3- Momento da contra-hegemonia: Lugares-comunistas contra as possibilidades de fascização

 

Depois de não ter concluído a tempo este escrito a três tempos, é preciso começar por reescrever e sumarizar alguns pontos das partes anteriores (aqui e aqui):

- a atual fase da disputa hegemónica centra-se no momento pós-troika;

- o pensamento dominante cavalga uma contradição acerca desse momento: nada poderá voltar a ser como dantes e tudo poderá regressar aos bons velhos tempos antes da troika;

- a ilusão pós-troika é uma peça provisória mas importante da discursividade oficial, para além dela, mesmo que se levantem outros horizontes de falsas esperanças de caráter ambivalente, o facto cru da austeridade permanente confronta-se com a possibilidade de esgotamento deste tipo de narrativas e o momento da força pode ser mais determinante do que o momento da hegemonia;

- a austeridade permanente estabelece-se como um estado de exceção permanente que se pode unir perigosamente às tecnologias e discursos do estado de exceção política;

- neste contexto, o discurso maioritário sobre a violência é enquadrado como o desenhar da ameaça de um “outro” desestabilizador e perigoso que mete em perigo todos os “esforços” das pessoas de bem;

- assim, é preciso relembrar o lugar-comum de esquerda: o discurso maioritário sobre a violência passa tanto por ligar algumas das possibilidades de resistência a esse “outro” violento como por impedir o reconhecimento das práticas governativas como violentas;

- a crise económica, o nível de violência sistémica, junto com a crise do sistema político, apresenta riscos de fascização;

- apresentar riscos de fascização não é sinónimo que dizer que existe um Salazar ao virar de cada esquina, pronto a entrar em jogo, mas reconhecer que se sentem micro-processos de fascização por baixo (as crises de grandes dimensões são terreno fértil para bodes expiatórios e populismos - os discursos genéricos e sem consequências sobre «os políticos» e «a corrupção» são disso sinal ) e por cima (o tal aumento da repressão sistémica de forma a manter a possibilidade de aplicação violência austeritária) e que a fascização é um processo multiforme e de ritmos diversos, não apenas um regime político acabado;

- o ponto aqui não é chegar à conclusão da necessária institucionalização das lutas políticas e sociais para escapar à narrativa da violência que lhe parece destinada ao menor incidente (até porque é impossível escapar da criação do inimigo violento);

- face a tudo isto a esquerda não creio que a esquerda tenha como tarefa inventar a roda mas voltar a alguns «lugares-comunistas».

 

Utilizo a terceira parte desta reflexão solta para voltar às últimas duas questões:

1- Em primeiro lugar, mais algumas palavras sobre a violência. Entretanto, os Gato Fedorento fizeram uma rábula cómica, também ela ambígua, sobre a “solução para a crise”. Cada um verá o que quiser na proposta de pagar a Steven Seagal para espancar os principais responsáveis políticos pela austeridade: de palhaçada sem sentido nenhum em particular, apenas para apanhar a onda, a criação consciente ou inconsciente de um escape para aliviar tensões (o que seria positivo do ponto de vista do sistema político) ou até a denúncia irónica do discurso da violência.

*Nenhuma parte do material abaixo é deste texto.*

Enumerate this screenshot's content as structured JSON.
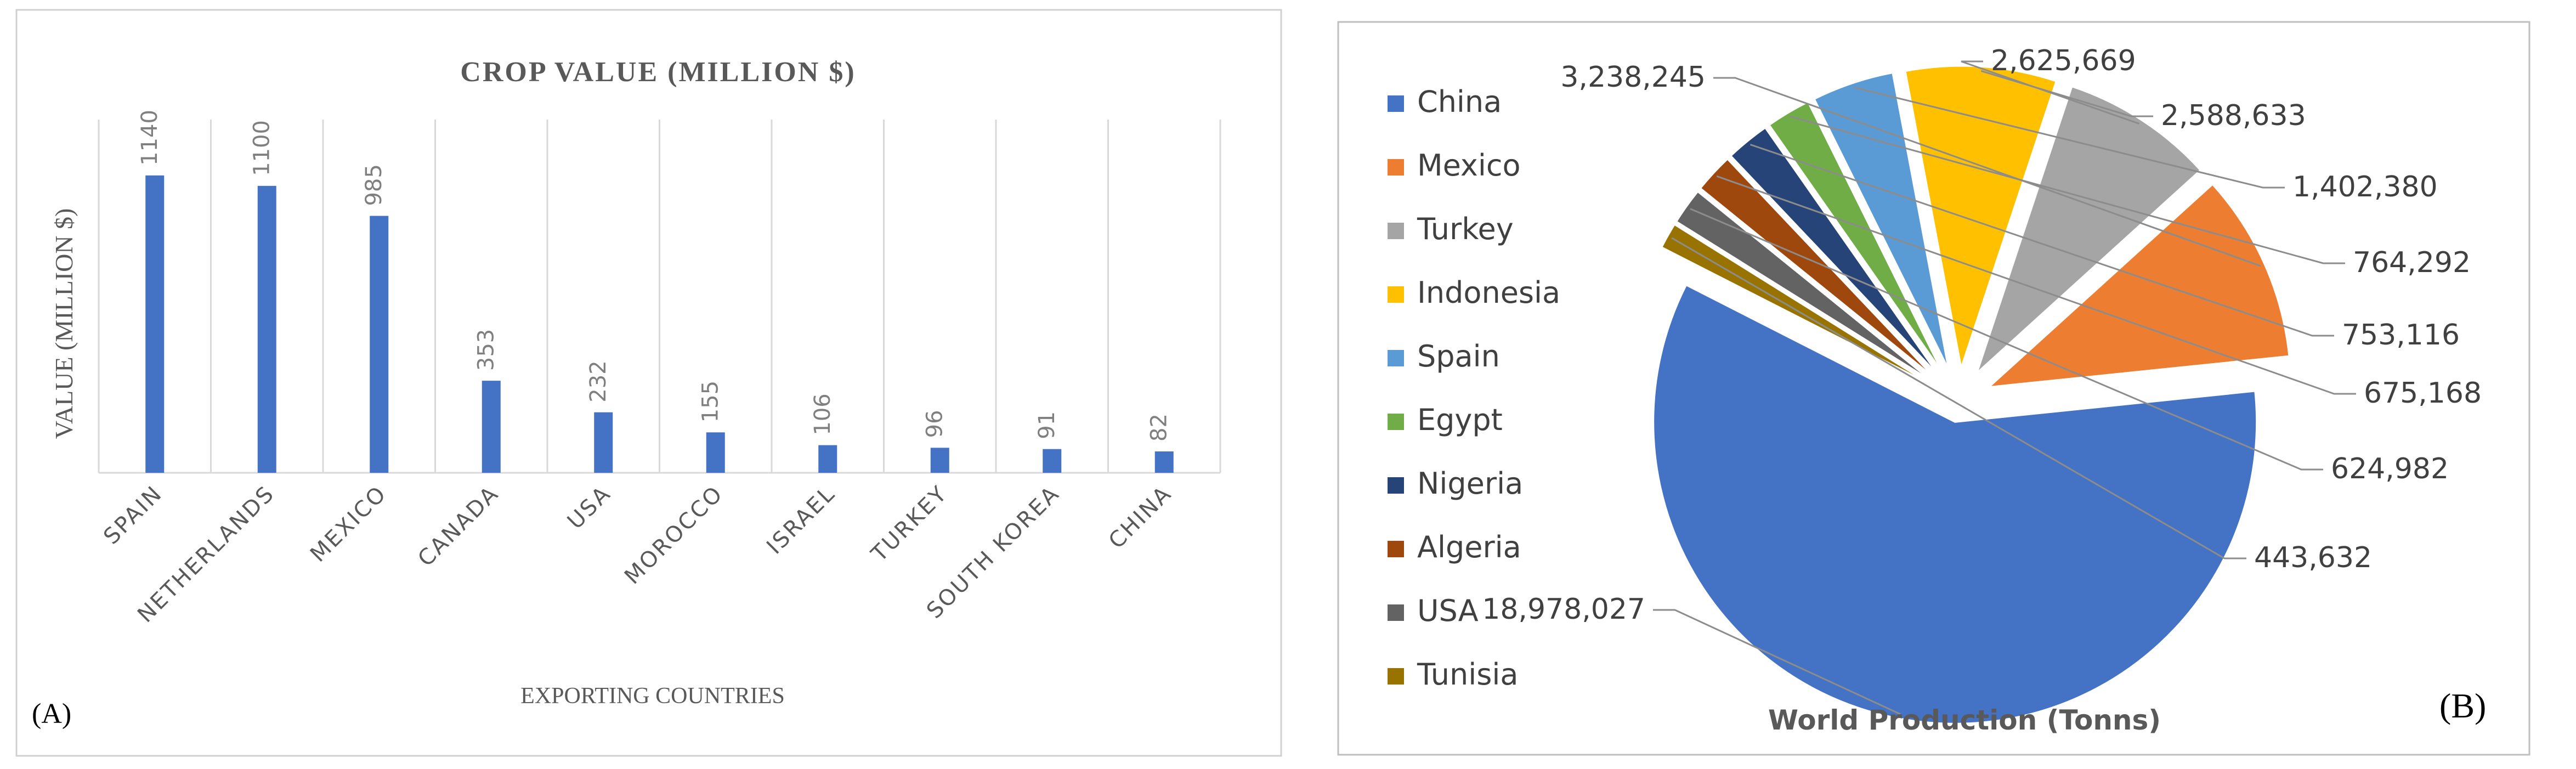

Pela minha parte, e só porque dá mais jeito para continuar a escrever isto, prefiro salientar a forma como a rábula se cruza não com o discurso dos profetas do óbvio mas com um certo senso comum “radical” que apela à violência. Deste ponto de vista, até se pode escolher: ou assumir que se trata do efeito Zé Povinho, de querer encarnar a voz do povo e dizer a verdade a brincar; ou, pelo contrário, pensar que se pode reduzir tudo a uma conservadora exposição do “ridículo”, uma desmontagem caricatural, como foi feita com o discurso de Marcelo Rebelo de Sousa sobre o aborto. Na segunda alternativa, a exposição do “ridículo” poderia atrever-se a constituir uma barragem à sua proliferação doravante.

Seja qual for a intenção que lhe colemos, interessa que é outro sinal importante da extensão da questão da violência que continua a circular nos discursos de rua e de café, nos fora mais “seletos” ou nos aproveitamentos cómicos. Interessa que a questão da violência não se deixa atropelar pelo número cómico. Antes pelo contrário. E, mais do que ridicularizar ou menorizar estes discursos, convém tomá-los a sério. São sinais e têm efeitos. Claro que é preciso ter cuidado e não tomá-los literalmente pelo seu valor facial: quem desabafa e alivia tensões, provavelmente em muitos casos repudiaria os atos concretos de violência, digo eu…

Mas a sua produção e reprodução continuada fora da esfera das narrativas e contra-narrativas da crise merece atenção. Não para os repudiar de forma simplista como ecos das botas cardadas que nos esperam e também não para os saudar de forma simplista como antecipações da “revolução que vem”. Para os compreender no seu caráter contraditório porque neles se radicaliza o afastamento da política tal como tem sido feita e que se expressava no abstencionismo dos zangados platonicamente com a política.

São discursos muitas vezes despolitizados, que se enganam no alvo (os políticos em geral ou então os meros gestores nacionais da crise), que não têm pensamento estratégico nenhum para além do “banano”, que até obscurecem as respostas possíveis, que ajudam a eclipsar o debate estratégico e colocam uma ética vaga de salvação nacional onde devia existir uma política profunda. São discurso reapropriáveis para os piores dos fins, fascizáveis (por cima e por baixo repita-se). Mas a esquerda tem de se atribuir a tarefa de dialogar com a forma como a ira espontânea responde à violência social que lhe é imposta. E, parece, entre as formas televisionadas e institucionalizadas de fazer política e esta ira cavou-se um abismo que não é uma piada.

 

2- Em segundo lugar, algumas breves linhas finais sobre outras facetas da resposta contra-hegemónica, sem grandes pretensões de constituir uma estratégia estruturada, a que chamei “lugares-comunistas”. Ou seja, um exercício de reinvenção dos lugares comuns políticos que ultrapasse a sua adoção estafada e repetida.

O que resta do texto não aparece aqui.